Em SP, uma rede contra o extermínio nas periferias

No Jardim ngela, diversas entidades e coletivos lançam, em 12/10, a Campanha Vida Viva. Por meio de atos em todo o Brasil, visam conectar a luta das quebradas e exigem outra política de segurança pública e o fim do genocídio da juventude negra

Lançamento da Campanha Vida Viva
12 de outubro, às 10h, na Paróquia Santos Mártires, no Jardim Ângela. R. Luís Baldinato, 9 – altura do nº 4.100 da Estrada M´Boi Mirim
Aberta ao público. Mais informações: (11) 98361-9928

Em 1996, o Jardim Ângela, localizado na zona sul de São Paulo, foi apontado em um estudo da ONU como o bairro mais violento do mundo. No ano seguinte, a paróquia Santos Mártires e o Centro de Direitos Humanos e Educação Popular de Campo Limpo começaram a mobilizar a população local – a maior parte formada por famílias de migrantes das zonas rurais do Norte e Nordeste – para uma caminhada em defesa da vida, realizada no dia de Finados.

Mães e familiares que perderam seus filhos de forma violenta marcharam pelo bairro. No decorrer do ano, criaram o Fórum em Defesa da Vida, onde discutiam políticas públicas em defesa da vida. Nesse processo de luta, o Jardim Ângela conseguiu levar para o bairro um hospital, um Centro de Atenção Psicossocial, melhorando as políticas de educação, saúde, assistência social e policiamento comunitário.

A caminhada pela vida e as lutas do bairro se tornaram um marco histórico entre os movimentos da sociedade civil em São Paulo.
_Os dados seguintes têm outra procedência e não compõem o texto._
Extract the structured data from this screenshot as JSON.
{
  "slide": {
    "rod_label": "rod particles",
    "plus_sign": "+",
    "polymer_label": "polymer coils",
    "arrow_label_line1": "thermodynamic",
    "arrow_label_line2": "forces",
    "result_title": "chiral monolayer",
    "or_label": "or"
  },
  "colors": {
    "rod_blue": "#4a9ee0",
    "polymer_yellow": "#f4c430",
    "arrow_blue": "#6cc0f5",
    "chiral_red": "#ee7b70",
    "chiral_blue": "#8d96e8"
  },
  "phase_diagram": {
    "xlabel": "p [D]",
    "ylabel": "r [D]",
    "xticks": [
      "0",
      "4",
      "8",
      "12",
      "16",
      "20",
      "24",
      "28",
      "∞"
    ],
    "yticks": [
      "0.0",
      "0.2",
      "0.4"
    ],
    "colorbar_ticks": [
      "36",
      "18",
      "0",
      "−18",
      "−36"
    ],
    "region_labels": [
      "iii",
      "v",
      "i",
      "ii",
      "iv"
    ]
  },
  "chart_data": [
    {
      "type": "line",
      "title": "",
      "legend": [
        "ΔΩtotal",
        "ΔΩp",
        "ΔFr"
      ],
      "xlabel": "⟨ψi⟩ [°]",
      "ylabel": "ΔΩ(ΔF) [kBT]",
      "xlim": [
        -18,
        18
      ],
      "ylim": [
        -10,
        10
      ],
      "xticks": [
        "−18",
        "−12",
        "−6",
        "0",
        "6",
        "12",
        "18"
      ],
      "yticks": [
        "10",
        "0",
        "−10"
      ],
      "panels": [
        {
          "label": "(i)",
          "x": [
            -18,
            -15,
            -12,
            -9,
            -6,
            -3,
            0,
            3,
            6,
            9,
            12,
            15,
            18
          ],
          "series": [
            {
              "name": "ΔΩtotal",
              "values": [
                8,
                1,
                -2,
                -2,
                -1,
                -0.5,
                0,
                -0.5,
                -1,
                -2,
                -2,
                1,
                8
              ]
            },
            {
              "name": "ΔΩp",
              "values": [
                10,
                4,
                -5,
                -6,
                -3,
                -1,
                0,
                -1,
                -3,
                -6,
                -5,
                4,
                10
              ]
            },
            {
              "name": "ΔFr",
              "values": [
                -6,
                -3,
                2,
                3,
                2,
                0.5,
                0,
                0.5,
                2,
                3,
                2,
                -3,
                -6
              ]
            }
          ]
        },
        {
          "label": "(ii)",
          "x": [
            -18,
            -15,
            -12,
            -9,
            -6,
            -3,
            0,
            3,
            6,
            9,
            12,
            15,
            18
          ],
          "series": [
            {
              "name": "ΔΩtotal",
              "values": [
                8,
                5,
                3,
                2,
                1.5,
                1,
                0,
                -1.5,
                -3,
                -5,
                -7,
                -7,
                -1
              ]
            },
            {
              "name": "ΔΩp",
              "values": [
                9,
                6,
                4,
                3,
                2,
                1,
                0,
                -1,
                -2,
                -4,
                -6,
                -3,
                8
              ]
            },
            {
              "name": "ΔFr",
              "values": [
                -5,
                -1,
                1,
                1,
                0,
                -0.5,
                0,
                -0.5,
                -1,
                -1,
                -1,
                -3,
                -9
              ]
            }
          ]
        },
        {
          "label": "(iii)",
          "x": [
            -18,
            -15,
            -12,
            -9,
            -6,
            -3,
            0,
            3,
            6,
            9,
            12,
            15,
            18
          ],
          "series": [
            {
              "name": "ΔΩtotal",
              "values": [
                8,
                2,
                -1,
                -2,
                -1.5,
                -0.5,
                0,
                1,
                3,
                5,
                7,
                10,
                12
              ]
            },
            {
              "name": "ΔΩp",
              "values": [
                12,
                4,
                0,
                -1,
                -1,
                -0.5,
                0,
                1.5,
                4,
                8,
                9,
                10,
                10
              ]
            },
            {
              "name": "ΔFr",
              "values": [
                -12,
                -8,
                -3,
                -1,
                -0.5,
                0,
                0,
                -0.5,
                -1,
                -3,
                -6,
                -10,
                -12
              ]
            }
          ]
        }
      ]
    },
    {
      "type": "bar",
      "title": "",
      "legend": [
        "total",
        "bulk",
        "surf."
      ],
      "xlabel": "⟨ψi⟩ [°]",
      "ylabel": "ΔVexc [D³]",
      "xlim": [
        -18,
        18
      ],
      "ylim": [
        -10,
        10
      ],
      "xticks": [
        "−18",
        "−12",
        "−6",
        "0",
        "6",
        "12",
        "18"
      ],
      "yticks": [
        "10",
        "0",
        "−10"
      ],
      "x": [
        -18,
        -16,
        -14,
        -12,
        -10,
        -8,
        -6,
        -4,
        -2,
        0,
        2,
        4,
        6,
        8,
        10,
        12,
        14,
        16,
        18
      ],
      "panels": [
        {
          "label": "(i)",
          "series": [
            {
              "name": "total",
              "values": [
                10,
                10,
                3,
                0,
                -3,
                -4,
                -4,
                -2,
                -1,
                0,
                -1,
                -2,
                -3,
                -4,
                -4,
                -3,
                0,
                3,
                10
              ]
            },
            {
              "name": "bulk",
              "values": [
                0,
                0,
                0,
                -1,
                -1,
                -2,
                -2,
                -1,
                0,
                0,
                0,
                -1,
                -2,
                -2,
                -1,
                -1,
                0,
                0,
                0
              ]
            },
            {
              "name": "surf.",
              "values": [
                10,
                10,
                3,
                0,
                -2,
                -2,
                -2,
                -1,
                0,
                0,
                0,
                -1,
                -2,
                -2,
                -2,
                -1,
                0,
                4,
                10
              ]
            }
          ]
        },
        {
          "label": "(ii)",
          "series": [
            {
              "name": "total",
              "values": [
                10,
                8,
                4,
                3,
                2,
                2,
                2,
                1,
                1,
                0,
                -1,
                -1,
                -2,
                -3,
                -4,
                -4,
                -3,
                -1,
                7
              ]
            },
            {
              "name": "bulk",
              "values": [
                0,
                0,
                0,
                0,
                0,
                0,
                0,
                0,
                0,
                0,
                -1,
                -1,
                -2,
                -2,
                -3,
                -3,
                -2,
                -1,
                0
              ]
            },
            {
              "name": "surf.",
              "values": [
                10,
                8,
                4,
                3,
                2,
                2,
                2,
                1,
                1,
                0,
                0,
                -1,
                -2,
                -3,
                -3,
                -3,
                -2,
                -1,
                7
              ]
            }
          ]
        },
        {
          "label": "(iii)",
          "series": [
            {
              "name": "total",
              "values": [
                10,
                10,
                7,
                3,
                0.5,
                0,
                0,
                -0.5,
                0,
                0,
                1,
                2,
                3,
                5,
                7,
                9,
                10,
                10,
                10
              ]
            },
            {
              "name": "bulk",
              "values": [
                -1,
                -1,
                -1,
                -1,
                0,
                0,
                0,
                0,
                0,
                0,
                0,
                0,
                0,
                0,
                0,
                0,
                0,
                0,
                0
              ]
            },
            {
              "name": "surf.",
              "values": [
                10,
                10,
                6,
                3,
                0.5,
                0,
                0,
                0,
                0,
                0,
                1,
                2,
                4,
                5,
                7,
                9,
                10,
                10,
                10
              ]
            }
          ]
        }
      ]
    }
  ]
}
A capital paulista e o Jardim Ângela diminuíram as taxas de violência em mais de 70%.

No dia 2 de novembro, junto com a Paróquia Santos Mártires e com o Fórum em Defesa da Vida, diversos grupos da sociedade civil vão se unir com as lutas que ocorrem em outras periferias brasileiras e promover atos em todo o Brasil.

O objetivo é ampliar a pressão por políticas que promovam a vida e barrar a iniciativa das autoridades que enxergam a morte como solução, por meio de discursos de apologia ao extermínio, de projetos que flexibilizam o porte de armas e da impunidade à violência policial.

Caminhadas, saraus, slams, grafites, teatro, esportes, entre outras atividades, serão realizadas e fotografadas, filmadas e compartilhadas nas redes. Como continuação ao ato, o movimento vai criar uma rede de coletivos para discutir políticas públicas em defesa da vida que deram certo em diversas periferias brasileiras e para debater formas de pressionar o poder público para implementá-las em outras localidades.

No próximo sábado, dia 12 de outubro, vamos unir nossas forças para lançar essa grande campanha em defesa da vida!